Developer pack
Claude Skill
Postmortem Writer
Writes a blameless postmortem from incident notes — timeline, root cause, action items.
What it does
Takes raw incident notes (Slack thread, Datadog graphs, on-call timeline) and produces a blameless postmortem: the timeline, the root cause separated from contributing factors, action items with owners and dates.
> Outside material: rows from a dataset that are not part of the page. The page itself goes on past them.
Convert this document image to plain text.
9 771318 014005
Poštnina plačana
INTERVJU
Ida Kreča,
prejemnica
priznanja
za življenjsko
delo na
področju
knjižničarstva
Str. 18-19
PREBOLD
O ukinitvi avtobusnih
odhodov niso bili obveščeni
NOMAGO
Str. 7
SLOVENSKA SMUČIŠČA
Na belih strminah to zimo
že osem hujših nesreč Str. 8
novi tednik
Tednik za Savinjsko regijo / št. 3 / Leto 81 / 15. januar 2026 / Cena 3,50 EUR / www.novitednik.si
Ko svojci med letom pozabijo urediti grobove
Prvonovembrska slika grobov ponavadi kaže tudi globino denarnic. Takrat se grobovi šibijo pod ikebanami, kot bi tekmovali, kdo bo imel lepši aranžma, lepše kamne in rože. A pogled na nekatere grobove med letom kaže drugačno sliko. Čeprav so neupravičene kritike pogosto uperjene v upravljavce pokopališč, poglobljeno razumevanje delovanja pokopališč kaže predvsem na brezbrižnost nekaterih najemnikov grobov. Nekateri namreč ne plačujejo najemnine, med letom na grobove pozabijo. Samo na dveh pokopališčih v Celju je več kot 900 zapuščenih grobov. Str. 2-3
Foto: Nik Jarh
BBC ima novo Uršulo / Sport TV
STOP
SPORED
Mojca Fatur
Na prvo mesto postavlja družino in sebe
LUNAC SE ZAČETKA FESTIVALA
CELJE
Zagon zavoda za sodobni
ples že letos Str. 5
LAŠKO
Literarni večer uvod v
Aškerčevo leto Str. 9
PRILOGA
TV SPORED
Inverts the usual ratio — most postmortems spend 80% on timeline and 20% on root cause; good ones do the opposite.
When to use
- ✓After a production incident with customer or revenue impact
- ✓After a near-miss that almost caused customer impact
- ✓After a recurring issue you keep papering over — write it up to break the cycle
When not to use
- ✗You haven't actually investigated yet — postmortem comes after RCA, not instead
- ✗The incident is still ongoing — write the timeline, save the analysis
Install
Download the .zip, then unzip into your Claude skills folder.
mkdir -p ~/.claude/skills
unzip ~/Downloads/postmortem-writer.zip -d ~/.claude/skills/
# Restart Claude Code session.
# Skill is now available — Claude will use it when relevant.SKILL.md
SKILL.md
---
name: postmortem-writer
description: Use when writing a blameless postmortem after a production incident. Triggers on "postmortem", "post-mortem", "incident report", "RCA writeup", or pasted incident channel transcripts.
---
# Postmortem Writer
Most postmortems fail because they spend 80% on timeline and 20% on root cause. Invert that. The timeline exists to support the analysis, not be the analysis.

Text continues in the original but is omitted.